Cloud Firewall uses dynamic Domain Name System (DNS) resolution to optimize outbound access control policies in which domain names are specified as destinations. You can view the IP addresses to which the destination domain names are resolved and manually update the IP addresses.

If the destination in an outbound access control policy is set to a domain name, Cloud Firewall resolves the domain name into IP addresses and implements access control on the IP addresses. However, if the protocol type is set to TCP and the application type is set to HTTP, HTTPS, SSL, SMTP, or SMTPS, Cloud Firewall does not implement domain name resolution or access control. A domain name can be resolved to up to 500 IP addresses.

Note
  • If the application type is HTTP or SMTP, Cloud Firewall preferentially uses the Host field to implement access control for domain names.

  • If the application type is HTTPS, SMTPS, or SSL, Cloud Firewall preferentially uses the SNI field to implement access control for domain names.

  • If an application type other than HTTP, HTTPS, SSL, SMTP, or SMTPS is specified, Cloud Firewall dynamically resolves domain names and implements access control. You can view the IP addresses to which the domain names are resolved.

DNS resolution is not supported if an access control policy meets the following conditions:

  • The access control policy is configured for inbound traffic.

    DNS resolution is supported only for outbound access control policies.

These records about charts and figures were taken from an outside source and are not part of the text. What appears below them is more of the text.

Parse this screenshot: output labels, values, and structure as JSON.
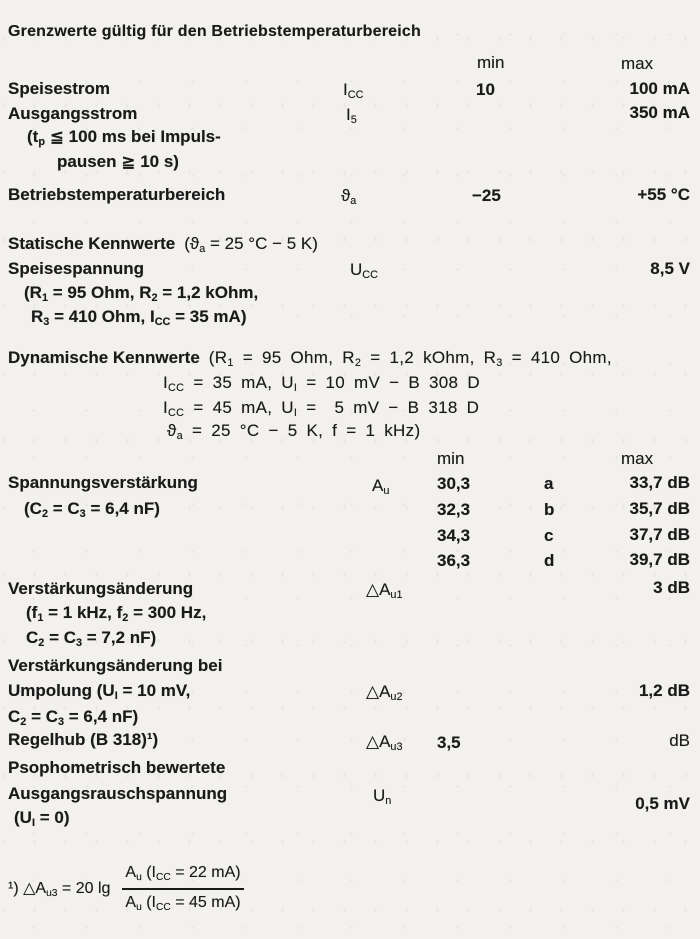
{
  "title": "Grenzwerte gültig für den Betriebstemperaturbereich",
  "grenzwerte": {
    "min_header": "min",
    "max_header": "max",
    "speisestrom": {
      "label": "Speisestrom",
      "symbol": "I~CC~",
      "min": "10",
      "max": "100 mA"
    },
    "ausgangsstrom": {
      "label": "Ausgangsstrom",
      "symbol": "I~5~",
      "max": "350 mA",
      "cond1": "(t~p~ ≦ 100 ms bei Impuls-",
      "cond2": "pausen ≧ 10 s)"
    },
    "betriebstemperatur": {
      "label": "Betriebstemperaturbereich",
      "symbol": "ϑ~a~",
      "min": "−25",
      "max": "+55 °C"
    }
  },
  "statisch": {
    "heading": "Statische Kennwerte",
    "heading_cond": "(ϑ~a~ = 25 °C − 5 K)",
    "speisespannung": {
      "label": "Speisespannung",
      "symbol": "U~CC~",
      "max": "8,5 V",
      "cond1": "(R~1~ = 95 Ohm, R~2~ = 1,2 kOhm,",
      "cond2": "R~3~ = 410 Ohm, I~CC~ = 35 mA)"
    }
  },
  "dynamisch": {
    "heading": "Dynamische Kennwerte",
    "cond1": "(R~1~ = 95 Ohm, R~2~ = 1,2 kOhm, R~3~ = 410 Ohm,",
    "cond2": "I~CC~ = 35 mA, U~I~ = 10 mV − B 308 D",
    "cond3": "I~CC~ = 45 mA, U~I~ =  5 mV − B 318 D",
    "cond4": "ϑ~a~ = 25 °C − 5 K, f = 1 kHz)",
    "min_header": "min",
    "max_header": "max",
    "spannungsverstaerkung": {
      "label": "Spannungsverstärkung",
      "cond": "(C~2~ = C~3~ = 6,4 nF)",
      "symbol": "A~u~",
      "rows": [
        {
          "min": "30,3",
          "grade": "a",
          "max": "33,7 dB"
        },
        {
          "min": "32,3",
          "grade": "b",
          "max": "35,7 dB"
        },
        {
          "min": "34,3",
          "grade": "c",
          "max": "37,7 dB"
        },
        {
          "min": "36,3",
          "grade": "d",
          "max": "39,7 dB"
        }
      ]
    },
    "verstaerkungsaenderung1": {
      "label": "Verstärkungsänderung",
      "cond1": "(f~1~ = 1 kHz, f~2~ = 300 Hz,",
      "cond2": "C~2~ = C~3~ = 7,2 nF)",
      "symbol": "△A~u1~",
      "max": "3 dB"
    },
    "verstaerkungsaenderung2": {
      "label1": "Verstärkungsänderung bei",
      "label2": "Umpolung (U~I~ = 10 mV,",
      "label3": "C~2~ = C~3~ = 6,4 nF)",
      "symbol": "△A~u2~",
      "max": "1,2 dB"
    },
    "regelhub": {
      "label": "Regelhub (B 318)¹)",
      "symbol": "△A~u3~",
      "min": "3,5",
      "unit": "dB"
    },
    "rauschspannung": {
      "label1": "Psophometrisch bewertete",
      "label2": "Ausgangsrauschspannung",
      "cond": "(U~I~ = 0)",
      "symbol": "U~n~",
      "max": "0,5 mV"
    }
  },
  "footnote": {
    "prefix": "¹) △A~u3~ = 20 lg",
    "numerator": "A~u~ (I~CC~ = 22 mA)",
    "denominator": "A~u~ (I~CC~ = 45 mA)"
  }
}
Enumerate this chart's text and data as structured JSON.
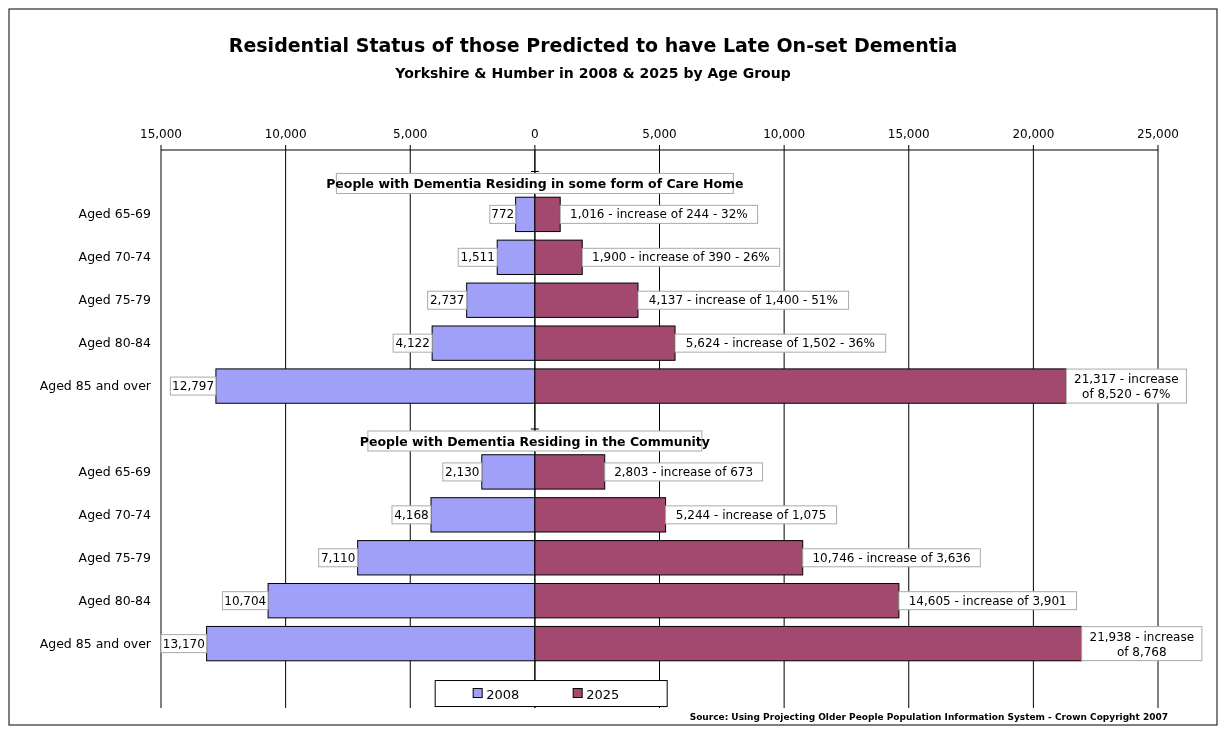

  • The destination is a wildcard domain name. Example: *.example.com.

  • Domain Address Books is selected for the destination type.

Important

When you configure an access control policy and set the destination to a domain name, take note of the following items:

  • If a request is initiated from an ECS instance to an external domain name, only the default Authoritative DNS (ADNS) server of the ECS instance is supported for domain name resolution. A user-specified DNS server is not supported. If you change the address of the ADNS server of the ECS instance, the outbound access control policy for your ECS instance becomes invalid.

  • If multiple domain names are resolved to the same IP address, access control may be compromised.

    For example, you configure an access control policy to allow FTP traffic that is destined for the domain name example1.aliyun.com. If the A record of the domain name example1.aliyun.com is 1.1.XX.XX, the FTP traffic that is destined for 1.1.XX.XX is allowed. If the A record of the domain name example2.aliyun.com is also 1.1.XX.XX, the FTP traffic that is destined for example2.aliyun.com is also allowed.

  • If the IP addresses to which a domain name is resolved change, Cloud Firewall uses the new IP addresses to automatically update the access control policy.

    If the IP address to which the domain name example1.aliyun.com is resolved changes from 1.1.XX.XX to 2.2.XX.XX, Cloud Firewall automatically updates the access control policy. Then, the policy takes effect on the IP address 2.2.XX.XX. This way, the access control policy always takes effect on the IP address to which the domain name is dynamically resolved. Cloud Firewall automatically updates an access control policy every 30 minutes. If a domain name is resolved to a different IP address, the access control policy takes effect on the new IP address after 30 minutes.

    If you want to update your access control policy based on dynamic DNS resolution results, click DNS on the policy editing page to manually trigger DNS resolution and obtain the updated IP addresses. Then, click OK to save the policy updates.